Gazzetta dello Sport: “Palermo davanti a tutti, mercato sontuoso e grande entusiasmo. È la squadra da battere”

Palermo-Lecce 2-0 (57)

La Serie B 2026/27 prende il via con quattro formazioni indicate in prima fila nella corsa alla promozione, ma con una squadra che, almeno alla vigilia, sembra avere qualcosa in più rispetto alle altre. È il Palermo di Filippo Inzaghi, che secondo Nicola Binda sulla Gazzetta dello Sport parte davanti alle tre retrocesse Cremonese, Pisa e Verona.

Come sottolinea Nicola Binda sulla Gazzetta dello Sport, uno dei grandi interrogativi della nuova stagione riguarda proprio le favorite: quattro squadre sembrano avere un vantaggio sulla concorrenza, ma inevitabilmente almeno una resterà fuori dalla Serie A. Cremonese, Pisa e Verona devono innanzitutto smaltire le conseguenze della retrocessione e ritrovare rapidamente motivazioni e identità.
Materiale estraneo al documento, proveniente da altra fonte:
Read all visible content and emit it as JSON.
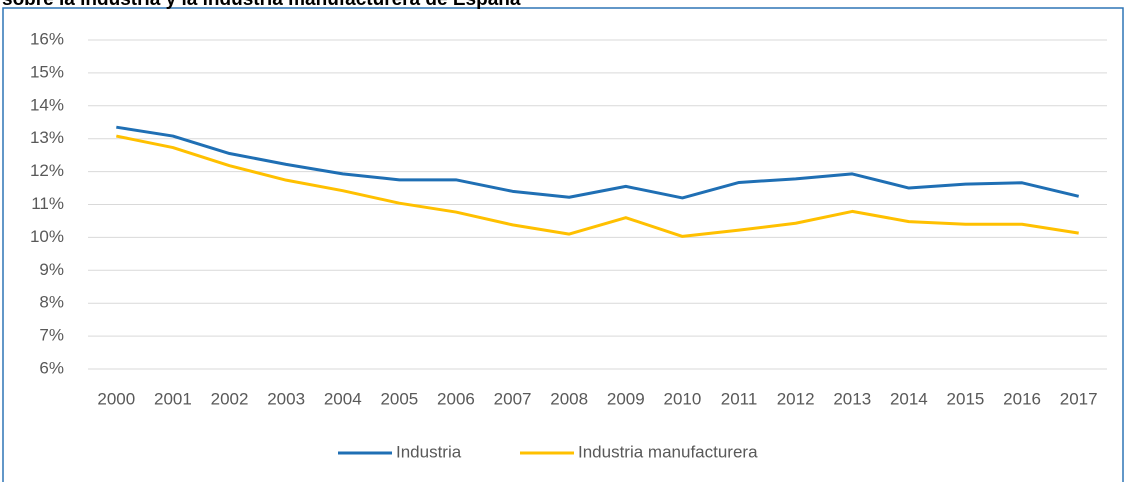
{
  "chart_data": {
    "type": "line",
    "title": "sobre la industria y la industria manufacturera de España",
    "categories": [
      "2000",
      "2001",
      "2002",
      "2003",
      "2004",
      "2005",
      "2006",
      "2007",
      "2008",
      "2009",
      "2010",
      "2011",
      "2012",
      "2013",
      "2014",
      "2015",
      "2016",
      "2017"
    ],
    "series": [
      {
        "name": "Industria",
        "color": "#1f6fb4",
        "values": [
          13.35,
          13.08,
          12.55,
          12.22,
          11.93,
          11.75,
          11.75,
          11.4,
          11.22,
          11.55,
          11.2,
          11.67,
          11.78,
          11.93,
          11.5,
          11.62,
          11.66,
          11.25
        ]
      },
      {
        "name": "Industria manufacturera",
        "color": "#ffc000",
        "values": [
          13.08,
          12.73,
          12.18,
          11.74,
          11.42,
          11.04,
          10.77,
          10.38,
          10.1,
          10.6,
          10.03,
          10.22,
          10.43,
          10.79,
          10.48,
          10.4,
          10.4,
          10.13
        ]
      }
    ],
    "ylim": [
      6,
      16
    ],
    "yticks": [
      {
        "value": 6,
        "label": "6%"
      },
      {
        "value": 7,
        "label": "7%"
      },
      {
        "value": 8,
        "label": "8%"
      },
      {
        "value": 9,
        "label": "9%"
      },
      {
        "value": 10,
        "label": "10%"
      },
      {
        "value": 11,
        "label": "11%"
      },
      {
        "value": 12,
        "label": "12%"
      },
      {
        "value": 13,
        "label": "13%"
      },
      {
        "value": 14,
        "label": "14%"
      },
      {
        "value": 15,
        "label": "15%"
      },
      {
        "value": 16,
        "label": "16%"
      }
    ],
    "grid": true,
    "legend": "bottom"
  }
}
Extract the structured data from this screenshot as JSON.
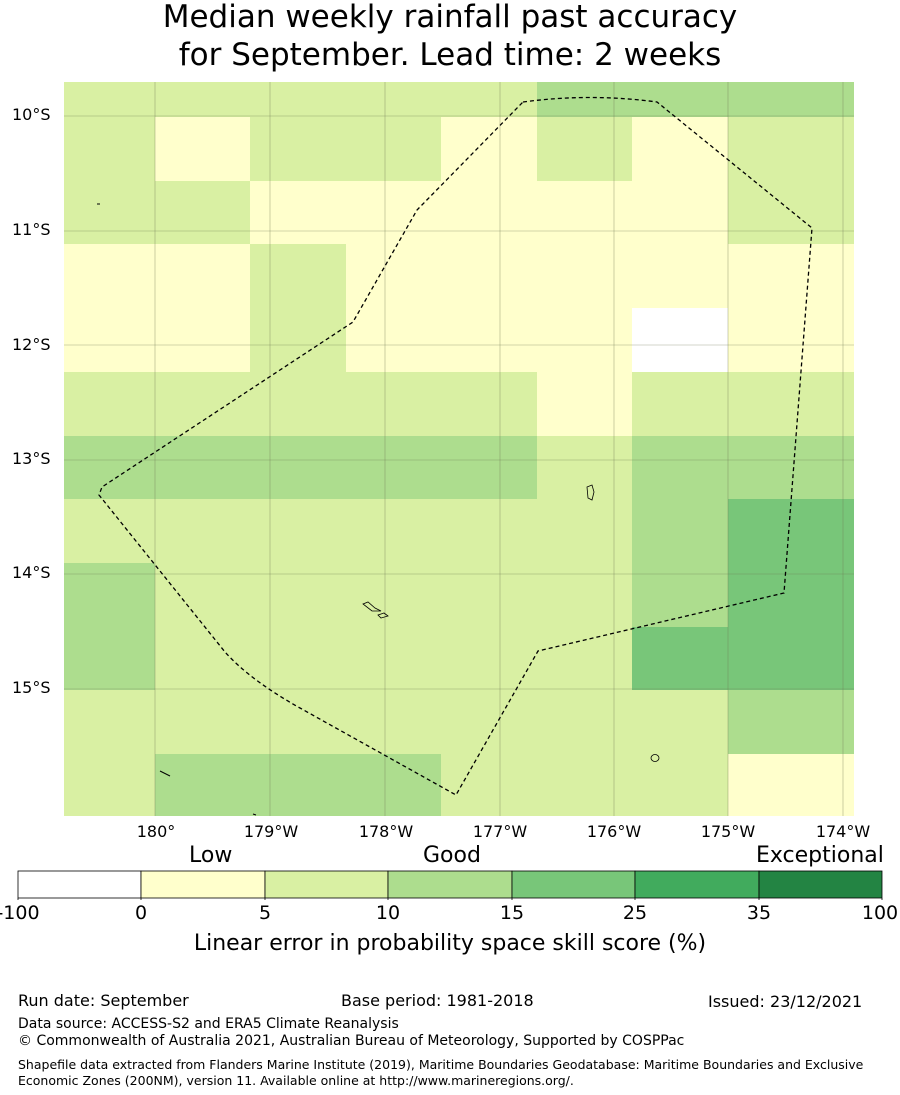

La Cremonese ha scelto la continuità confermando Marco Giampaolo, mentre Pisa e Verona hanno cambiato guida tecnica affidandosi rispettivamente a Paolo Bianco e Marco Baroni. In questa fase iniziale, però, il Palermo potrebbe sfruttare il vantaggio di partire da basi già consolidate.

Palermo davanti a tutti

Il giudizio espresso da Binda sulla Gazzetta dello Sport è molto chiaro. I rosanero arrivano dalla delusione della semifinale playoff, ma hanno già ritrovato entusiasmo grazie anche alla straordinaria partecipazione del pubblico e a una campagna acquisti di grande livello.

«Non è esagerato dire, precampionato alla mano, che oggi il Palermo è davanti a tutti», scrive Nicola Binda sulla Gazzetta dello Sport.

Una posizione che colloca dunque la formazione di Filippo Inzaghi davanti anche alle tre squadre appena retrocesse dalla Serie A e che aumenta inevitabilmente aspettative e responsabilità in vista del debutto in campionato.

Sampdoria, Modena e Padova tra le outsider

Alle spalle delle quattro favorite c’è un gruppo molto ampio. La Gazzetta dello Sport inserisce innanzitutto la Sampdoria, chiamata finalmente a dimostrare sul campo il peso della propria storia. Molto dipenderà dal lavoro di Bernardo Corradi e dalla capacità dei blucerchiati di sfruttare la spinta del proprio pubblico.

Attenzione anche al Padova, protagonista di un mercato definito entusiasmante, e al Modena, società in crescita anche dal punto di vista delle strutture. Tra le possibili sorprese vengono indicate inoltre Avellino e Catanzaro, con i calabresi reduci da tre partecipazioni consecutive ai playoff.

Nicola Binda sulla Gazzetta dello Sport segnala anche Mantova e Südtirol. Il successo dei virgiliani sul campo della Lazio in Coppa Italia viene considerato tutt’altro che casuale, mentre il progetto altoatesino affidato a Possanzini potrebbe regalare soddisfazioni, se non immediatamente, nel medio periodo.

Le neopromosse vogliono sorprendere

Vicenza, Benevento, Ascoli e Arezzo partono con la salvezza come primo obiettivo, ma secondo la Gazzetta dello Sport non devono essere considerate semplici comparse.

Il Benevento conosce già il sapore del doppio salto dalla C alla A, mentre l’Ascoli punta su una precisa identità di gioco. L’Arezzo vuole crescere parallelamente al progetto del nuovo stadio e il Vicenza può contare su pubblico, tradizione e una proprietà che continua a puntare sulla valorizzazione dei talenti.

Entella organizzata, quattro squadre in ritardo

Nella corsa alla permanenza in categoria, l’Entella viene descritta da Binda come la realtà più piccola, ma dotata di idee chiare, organizzazione e di un campo capace di creare difficoltà a qualsiasi avversario.

Più delicata, invece, la situazione di Cesena, Carrarese, Empoli e Juve Stabia. Secondo Nicola Binda sulla Gazzetta dello Sport, sono le quattro squadre che alla vigilia appaiono maggiormente in ritardo e che dovranno sfruttare gli ultimi giorni di mercato per completare gli organici.

Da settembre, però, le gerarchie iniziali conteranno sempre meno. Sarà il campo a stabilire i veri valori di un campionato nel quale, avverte la Gazzetta dello Sport, sbagliare può costare molto caro.